Finistère, correspondance
Épandage, utilisation de produits phytosanitaires… Dans le Finistère, depuis début 2025, un document inédit a vu le jour : une « charte d’installation en milieu rural ». Porté, entre autres, par le conseil départemental, la chambre d’agriculture et la chambre des notaires du Finistère, ce document fait la part belle à l’agriculture intensive et cherche à museler toute opposition au modèle productiviste dominant.
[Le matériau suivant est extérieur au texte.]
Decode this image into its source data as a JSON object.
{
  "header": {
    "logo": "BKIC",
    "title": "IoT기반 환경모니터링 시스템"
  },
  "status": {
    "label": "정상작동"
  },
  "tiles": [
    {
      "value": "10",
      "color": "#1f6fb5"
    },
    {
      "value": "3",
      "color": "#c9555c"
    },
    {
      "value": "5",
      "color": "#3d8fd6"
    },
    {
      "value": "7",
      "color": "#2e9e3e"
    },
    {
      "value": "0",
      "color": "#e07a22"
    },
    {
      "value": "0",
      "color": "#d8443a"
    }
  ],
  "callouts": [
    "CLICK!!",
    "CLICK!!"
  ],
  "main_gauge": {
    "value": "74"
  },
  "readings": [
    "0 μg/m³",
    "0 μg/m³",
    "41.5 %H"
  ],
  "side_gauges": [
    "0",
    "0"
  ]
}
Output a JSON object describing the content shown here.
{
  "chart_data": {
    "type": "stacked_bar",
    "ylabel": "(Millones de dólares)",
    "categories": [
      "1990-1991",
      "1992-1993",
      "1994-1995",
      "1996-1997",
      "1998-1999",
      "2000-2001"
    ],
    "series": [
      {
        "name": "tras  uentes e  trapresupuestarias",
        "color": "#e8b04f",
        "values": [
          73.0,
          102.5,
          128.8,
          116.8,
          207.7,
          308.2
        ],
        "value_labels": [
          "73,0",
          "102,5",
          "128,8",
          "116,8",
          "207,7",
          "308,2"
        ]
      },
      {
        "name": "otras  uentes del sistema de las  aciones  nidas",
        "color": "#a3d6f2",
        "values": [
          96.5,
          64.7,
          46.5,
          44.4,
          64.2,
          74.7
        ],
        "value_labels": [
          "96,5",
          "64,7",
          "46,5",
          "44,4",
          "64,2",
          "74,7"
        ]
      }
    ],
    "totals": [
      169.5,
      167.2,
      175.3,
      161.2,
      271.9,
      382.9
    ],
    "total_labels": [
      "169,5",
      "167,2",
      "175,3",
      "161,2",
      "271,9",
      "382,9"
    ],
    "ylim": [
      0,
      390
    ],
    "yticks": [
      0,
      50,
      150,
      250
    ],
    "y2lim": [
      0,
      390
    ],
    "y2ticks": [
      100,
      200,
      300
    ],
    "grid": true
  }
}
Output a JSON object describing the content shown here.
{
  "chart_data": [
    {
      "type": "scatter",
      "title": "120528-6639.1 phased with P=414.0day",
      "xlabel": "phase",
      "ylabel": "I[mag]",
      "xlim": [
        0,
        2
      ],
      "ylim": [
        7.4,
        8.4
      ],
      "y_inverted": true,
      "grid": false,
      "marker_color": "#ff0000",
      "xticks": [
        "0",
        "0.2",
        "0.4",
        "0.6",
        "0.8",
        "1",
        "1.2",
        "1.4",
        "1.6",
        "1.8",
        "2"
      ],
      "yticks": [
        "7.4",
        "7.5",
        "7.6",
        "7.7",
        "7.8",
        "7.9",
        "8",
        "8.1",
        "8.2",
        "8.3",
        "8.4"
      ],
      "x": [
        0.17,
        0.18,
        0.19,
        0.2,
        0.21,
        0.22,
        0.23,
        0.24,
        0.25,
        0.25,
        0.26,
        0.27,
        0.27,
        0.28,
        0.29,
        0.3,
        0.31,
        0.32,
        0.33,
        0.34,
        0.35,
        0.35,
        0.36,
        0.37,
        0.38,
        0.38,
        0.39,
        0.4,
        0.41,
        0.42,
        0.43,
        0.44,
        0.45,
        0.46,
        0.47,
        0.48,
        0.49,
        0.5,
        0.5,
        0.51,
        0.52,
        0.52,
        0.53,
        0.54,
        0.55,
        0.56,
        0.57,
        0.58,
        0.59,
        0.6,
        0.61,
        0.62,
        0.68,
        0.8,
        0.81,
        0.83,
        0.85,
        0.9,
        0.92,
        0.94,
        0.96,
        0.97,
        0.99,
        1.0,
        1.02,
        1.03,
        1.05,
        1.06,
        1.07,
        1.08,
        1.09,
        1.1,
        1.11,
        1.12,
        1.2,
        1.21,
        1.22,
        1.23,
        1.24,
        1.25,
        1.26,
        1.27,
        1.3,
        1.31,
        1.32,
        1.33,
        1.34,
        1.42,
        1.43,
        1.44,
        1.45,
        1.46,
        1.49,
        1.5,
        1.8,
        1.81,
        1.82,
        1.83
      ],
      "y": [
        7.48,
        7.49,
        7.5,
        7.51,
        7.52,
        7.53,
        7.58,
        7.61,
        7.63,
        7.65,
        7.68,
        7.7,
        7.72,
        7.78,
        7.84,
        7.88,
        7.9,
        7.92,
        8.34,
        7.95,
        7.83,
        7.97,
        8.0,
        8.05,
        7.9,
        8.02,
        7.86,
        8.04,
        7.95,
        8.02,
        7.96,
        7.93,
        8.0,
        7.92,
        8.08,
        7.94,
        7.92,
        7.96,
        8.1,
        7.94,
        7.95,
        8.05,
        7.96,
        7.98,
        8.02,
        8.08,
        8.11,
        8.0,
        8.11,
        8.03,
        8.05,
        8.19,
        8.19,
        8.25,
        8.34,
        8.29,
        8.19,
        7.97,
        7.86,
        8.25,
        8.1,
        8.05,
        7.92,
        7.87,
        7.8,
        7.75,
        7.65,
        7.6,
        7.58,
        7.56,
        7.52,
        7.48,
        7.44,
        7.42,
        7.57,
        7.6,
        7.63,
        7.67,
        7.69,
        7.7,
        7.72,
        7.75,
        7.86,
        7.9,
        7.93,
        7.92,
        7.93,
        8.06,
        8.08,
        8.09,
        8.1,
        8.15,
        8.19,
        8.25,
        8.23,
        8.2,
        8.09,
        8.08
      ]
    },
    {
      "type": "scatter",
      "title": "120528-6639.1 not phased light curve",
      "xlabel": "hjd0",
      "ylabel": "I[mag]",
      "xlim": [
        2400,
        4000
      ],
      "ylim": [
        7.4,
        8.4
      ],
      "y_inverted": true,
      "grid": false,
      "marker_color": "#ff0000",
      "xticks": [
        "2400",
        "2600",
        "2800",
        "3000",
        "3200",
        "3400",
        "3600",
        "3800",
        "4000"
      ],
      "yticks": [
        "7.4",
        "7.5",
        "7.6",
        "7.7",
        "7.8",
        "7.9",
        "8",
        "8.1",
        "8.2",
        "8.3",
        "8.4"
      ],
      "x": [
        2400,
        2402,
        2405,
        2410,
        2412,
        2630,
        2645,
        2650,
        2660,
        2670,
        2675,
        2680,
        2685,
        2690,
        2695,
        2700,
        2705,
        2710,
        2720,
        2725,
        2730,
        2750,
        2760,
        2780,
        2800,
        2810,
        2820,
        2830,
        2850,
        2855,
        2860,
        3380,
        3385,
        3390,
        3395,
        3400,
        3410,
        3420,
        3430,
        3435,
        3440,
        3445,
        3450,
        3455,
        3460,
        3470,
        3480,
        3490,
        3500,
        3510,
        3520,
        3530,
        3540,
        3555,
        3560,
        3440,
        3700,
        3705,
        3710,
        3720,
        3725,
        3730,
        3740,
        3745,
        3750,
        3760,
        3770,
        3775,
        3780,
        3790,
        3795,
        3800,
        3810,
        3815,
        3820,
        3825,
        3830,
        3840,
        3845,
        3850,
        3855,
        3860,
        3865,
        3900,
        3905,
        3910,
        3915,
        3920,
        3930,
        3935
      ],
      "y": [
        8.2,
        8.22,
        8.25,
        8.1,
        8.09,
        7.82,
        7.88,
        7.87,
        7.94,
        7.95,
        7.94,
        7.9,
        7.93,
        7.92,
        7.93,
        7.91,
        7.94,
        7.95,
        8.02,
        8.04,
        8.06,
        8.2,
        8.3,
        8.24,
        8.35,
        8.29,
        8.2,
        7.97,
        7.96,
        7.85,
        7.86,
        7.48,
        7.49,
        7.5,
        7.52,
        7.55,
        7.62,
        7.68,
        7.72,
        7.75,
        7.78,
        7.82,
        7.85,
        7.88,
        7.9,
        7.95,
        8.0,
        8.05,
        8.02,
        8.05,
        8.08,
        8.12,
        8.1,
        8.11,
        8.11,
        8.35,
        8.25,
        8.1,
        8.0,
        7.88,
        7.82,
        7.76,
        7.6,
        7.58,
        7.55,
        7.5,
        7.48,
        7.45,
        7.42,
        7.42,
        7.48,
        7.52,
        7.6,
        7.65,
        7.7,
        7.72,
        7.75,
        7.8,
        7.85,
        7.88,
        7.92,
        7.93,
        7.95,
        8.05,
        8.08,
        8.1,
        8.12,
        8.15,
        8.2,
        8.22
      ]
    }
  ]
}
La charte, non obligatoire légalement, est apparue dans un contexte où « on remarquait depuis quelque temps des tensions présentes sur les territoires et milieux ruraux entre productions agricoles et citadins qui y habitent », précise Yannick Galliou, vice-président des Jeunes agriculteurs (JA) 29, syndicat productiviste à l’initiative de la charte.
Selon le conseil départemental, qui a basculé à droite en 2021 et est désormais présidé par Maël de Calan (Les Républicains), ce texte a été créé « afin de prévenir les conflits de voisinage entre agriculteurs et particuliers ».
Défendre le modèle agricole conventionnel
Sauf qu’en seulement quatre pages, le document veut faire « comprendre l’agriculture au fil des saisons », notamment à coups de pesticides. Il rappelle, entre autres, le poids économique de ce secteur dans le département, premier producteur de porcs, volailles de chair, artichauts, échalotes et choux-fleurs. 56 % de la surface du Finistère est destinée à l’activité agricole, 12 % des 30 000 emplois de l’agroalimentaire et de l’agriculture sont pourvus sur ce territoire.
Pour maintenir cela, tout semble permis, selon la charte : « Pour protéger ses cultures, l’exploitant peut utiliser des produits phytosanitaires ou désherber mécaniquement. Chaque produit est homologué et utilisé dans un cadre réglementaire. L’exploitant est formé et certifié. » Peu importe, donc, que l’exposition à ces produits chimiques puisse accroître le risque de cancer ou encore des maladies neurologiques comme celle de Parkinson. Les agriculteurs sont particulièrement touchés par cette dernière, parfois reconnue comme maladie professionnelle.
« Vivre ou se rendre en milieu rural, lit-on aussi sur la charte, c’est donc accepter de coexister avec les agriculteurs et l’activité agricole, apprendre à se connaître, à se respecter, pour une vie plus sereine. » Sous-entendu : le modèle productiviste dominant n’est pas à remettre en cause. Et ce, alors que de nombreux projets de fermes-usines sont contestés dans la région. Et que les relations sont tendues entre certains agriculteurs et habitants, avec des menaces et intimidations, comme dans le scandale des algues vertes sur les plages, conséquence des pratiques agricoles intensives de la région.
Pour Laurent Le Berre, délégué départemental de l’association Eaux et Rivières de Bretagne, l’objectif est ainsi de museler paysans et habitants : « C’est plus dur de parler pour quelqu’un qui est du coin. À Eaux et Rivières de Bretagne, nous faisons face à des intimidations terribles : des pneus crevés, des boulons dans les boîtes aux lettres ou encore des menaces de mort. »
« Ce document, c’est “Poussez-vous, on est chez nous” »
« L’économie agricole est forte en Bretagne et façonne les paysages, dit Véronique Taleb, responsable d’animation territoriale à la chambre d’agriculture du Finistère et des Côtes-d’Armor. En parallèle, de plus en plus de personnes viennent s’installer en zone rurale avec une grande méconnaissance du milieu. C’est un lieu de vie et de loisirs pour certains, et un lieu de vie et de travail pour d’autres, c’est le cas des agriculteurs. »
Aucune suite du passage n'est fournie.